Reigning US national road champion, George Hincapie (BMC Racing), is aiming for a stage win in several stages of the Amgen Tour of California set to begin on Sunday in Nevada City. The eight-man team is highly motivated to start racing Stateside after watching their teammate and world champion Cadel Evans capture a hard-fought victory in the muddy seventh stage of the Giro d'Italia.
"I feel good," Hincapie told Cyclingnews. "I trained really hard at home. It's important to race here in the US and it's important for our team. I'm very motivated for a stage win. I don't know how hard the mountains will be but I've been climbing at home. Obviously, it is always hard against these guys and there are some big mountains here. My priority is definitely stage wins."
The Amgen Tour moved to May this year in order to utilise the warmer weather and bring the peloton into the Sierra Mountains that couldn't be ridden on during the cold and snowy conditions in February. The challenging terrain has made the eight-day race a suitable preparation for the Tour de France in July.
"The team is awesome and I am really looking forward to the Tour de France this year," Hincapie said. "It will be really exciting and Cadel's got to be one of the biggest favourites for the Tour. Obviously the Giro is his priority right now and he is doing an incredible job."
Moving to May also meant the event would overlap with the Giro d'Itali, forcing ProTour and Professional Continental teams with wildcard status like BMC Racing team to divide and send riders to each event. BMC Racing's US squad received a boost of motivation from its Giro d'Italia counterpart when Evans won the seventh stage.
"We were watching Cadel win at the breakfast table, the whole team, and that win was really good," said the outfit's directeur sportif, Mike Sayers. "Cadel sets a great example and gives the riders a rallying point. We've been here a week and the atmosphere has been fantastic and everyone is in a really good mood."
"We have key guys that want to do certain events like George Hincapie wanted to do this event and we fill in the riders around him as the foundation," he added. "It's always good for the American guys to race at home. When you are an American guy in Europe for too long, you always want to come home. This is the biggest race in America so we will always participate in it."
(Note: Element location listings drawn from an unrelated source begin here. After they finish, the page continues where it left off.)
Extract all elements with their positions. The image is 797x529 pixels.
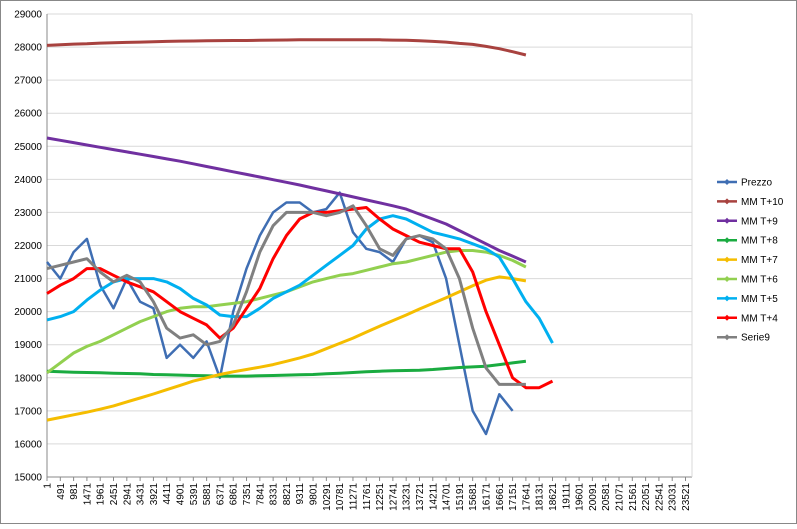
x-tick-label: 9801: [309, 483, 320, 506]
y-tick-label: 24000: [14, 175, 42, 186]
x-tick-label: 16171: [481, 483, 492, 511]
legend-label: MM T+10: [741, 197, 784, 208]
x-tick-label: 2941: [122, 483, 133, 506]
x-tick-label: 1: [43, 483, 54, 489]
y-tick-label: 23000: [14, 208, 42, 219]
series-line: [46, 359, 527, 378]
x-tick-label: 5881: [202, 483, 213, 506]
x-tick-label: 14701: [442, 483, 453, 511]
x-tick-label: 16661: [495, 483, 506, 511]
y-tick-label: 21000: [14, 274, 42, 285]
legend-label: MM T+4: [741, 313, 778, 324]
x-tick-label: 1961: [96, 483, 107, 506]
legend-marker: [724, 217, 730, 224]
x-tick-label: 5391: [189, 483, 200, 506]
x-tick-label: 13231: [402, 483, 413, 511]
y-tick-label: 20000: [14, 307, 42, 318]
x-tick-label: 12741: [388, 483, 399, 511]
legend-label: MM T+8: [741, 236, 778, 247]
y-tick-label: 18000: [14, 373, 42, 384]
x-tick-label: 17151: [508, 483, 519, 511]
x-tick-label: 19601: [575, 483, 586, 511]
y-tick-label: 28000: [14, 43, 42, 54]
y-tick-label: 17000: [14, 406, 42, 417]
x-tick-label: 981: [69, 483, 80, 500]
legend-label: MM T+6: [741, 275, 778, 286]
legend-label: MM T+5: [741, 294, 778, 305]
x-tick-label: 8331: [269, 483, 280, 506]
x-tick-label: 12251: [375, 483, 386, 511]
x-tick-label: 8821: [282, 483, 293, 506]
x-tick-label: 10781: [335, 483, 346, 511]
x-tick-label: 15681: [468, 483, 479, 511]
x-tick-label: 9311: [295, 483, 306, 505]
x-tick-label: 17641: [521, 483, 532, 511]
x-tick-label: 22541: [654, 483, 665, 511]
x-tick-label: 6861: [229, 483, 240, 506]
x-tick-label: 10291: [322, 483, 333, 511]
series-line: [46, 136, 527, 264]
x-tick-label: 2451: [109, 483, 120, 506]
x-tick-label: 23521: [681, 483, 692, 511]
x-tick-label: 19111: [561, 483, 572, 510]
legend-label: Prezzo: [741, 178, 773, 189]
series-line: [46, 204, 526, 386]
x-tick-label: 21561: [628, 483, 639, 511]
series-line: [46, 206, 554, 390]
y-tick-label: 16000: [14, 439, 42, 450]
x-tick-label: 18131: [535, 483, 546, 511]
y-tick-label: 19000: [14, 340, 42, 351]
series-line: [46, 38, 527, 57]
series-line: [46, 191, 514, 436]
legend-label: MM T+7: [741, 255, 778, 266]
legend-marker: [724, 237, 730, 244]
x-tick-label: 22051: [641, 483, 652, 511]
series-line: [46, 275, 527, 422]
x-tick-label: 3921: [149, 483, 160, 506]
x-tick-label: 4901: [176, 483, 187, 506]
x-tick-label: 7841: [255, 483, 266, 506]
y-tick-label: 22000: [14, 241, 42, 252]
x-tick-label: 14211: [428, 483, 439, 511]
x-tick-label: 491: [56, 483, 67, 500]
x-tick-label: 7351: [242, 483, 253, 506]
legend-marker: [724, 314, 730, 321]
x-tick-label: 6371: [215, 483, 226, 506]
x-tick-label: 11271: [348, 483, 359, 511]
x-tick-label: 4411: [162, 483, 173, 505]
x-tick-label: 13721: [415, 483, 426, 511]
x-tick-label: 20581: [601, 483, 612, 511]
legend-label: MM T+9: [741, 216, 778, 227]
x-tick-label: 1471: [82, 483, 93, 506]
legend-label: Serie9: [741, 333, 770, 344]
x-tick-label: 15191: [455, 483, 466, 511]
legend-marker: [724, 295, 730, 302]
legend-marker: [724, 256, 730, 263]
x-tick-label: 20091: [588, 483, 599, 511]
y-tick-label: 26000: [14, 109, 42, 120]
legend-marker: [724, 179, 730, 185]
x-tick-label: 23031: [668, 483, 679, 511]
x-tick-label: 21071: [615, 483, 626, 511]
x-tick-label: 18621: [548, 483, 559, 511]
x-tick-label: 11761: [362, 483, 373, 511]
legend-marker: [724, 276, 730, 282]
x-tick-label: 3431: [136, 483, 147, 506]
legend-marker: [724, 334, 730, 341]
y-tick-label: 29000: [14, 10, 42, 21]
y-tick-label: 25000: [14, 142, 42, 153]
y-tick-label: 27000: [14, 76, 42, 87]
legend-marker: [724, 198, 730, 205]
y-tick-label: 15000: [14, 473, 42, 484]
Hincapie arrived at the Amgen Tour from a solid Spring Classics campaign where he placed fourth in Gent-Wevelgem and sixth at the Tour of Flanders, won by Bernhard Eisel and Fabian Cancellara respectively.
"I was happy to be up there in the mix with the best guys, also in the Tour of Flanders," Hincapie explained. "Obviously, I wanted to do better than fourth and sixth but it was nice to be able to be there and feeling good amongst the favorites most of the time. Cancellara was unbeatable anyway and even at my best, maybe I would have been better, but not winning.
"I feel like I was still strong and as good as ever in the Classics," he added. "In Paris-Roubaix I had a really bad day and just bonked at the end. I was definitely disappointed about that one but the races after that I was pleased with."
Hincapie believes he still has a few good years of racing left in him and has no plans of retiring. He made assurances that he'd be back to race the Spring Classics next year.
"I'll definitely race those one more year," he said. "I still feel good and sometimes with luck you can do a lot more than in the past. I know that I'm getting older and that I can't race as hard all year long as I have in the past but this team affords me the time to be home, to train well and really prepare for the races that I am motivated for."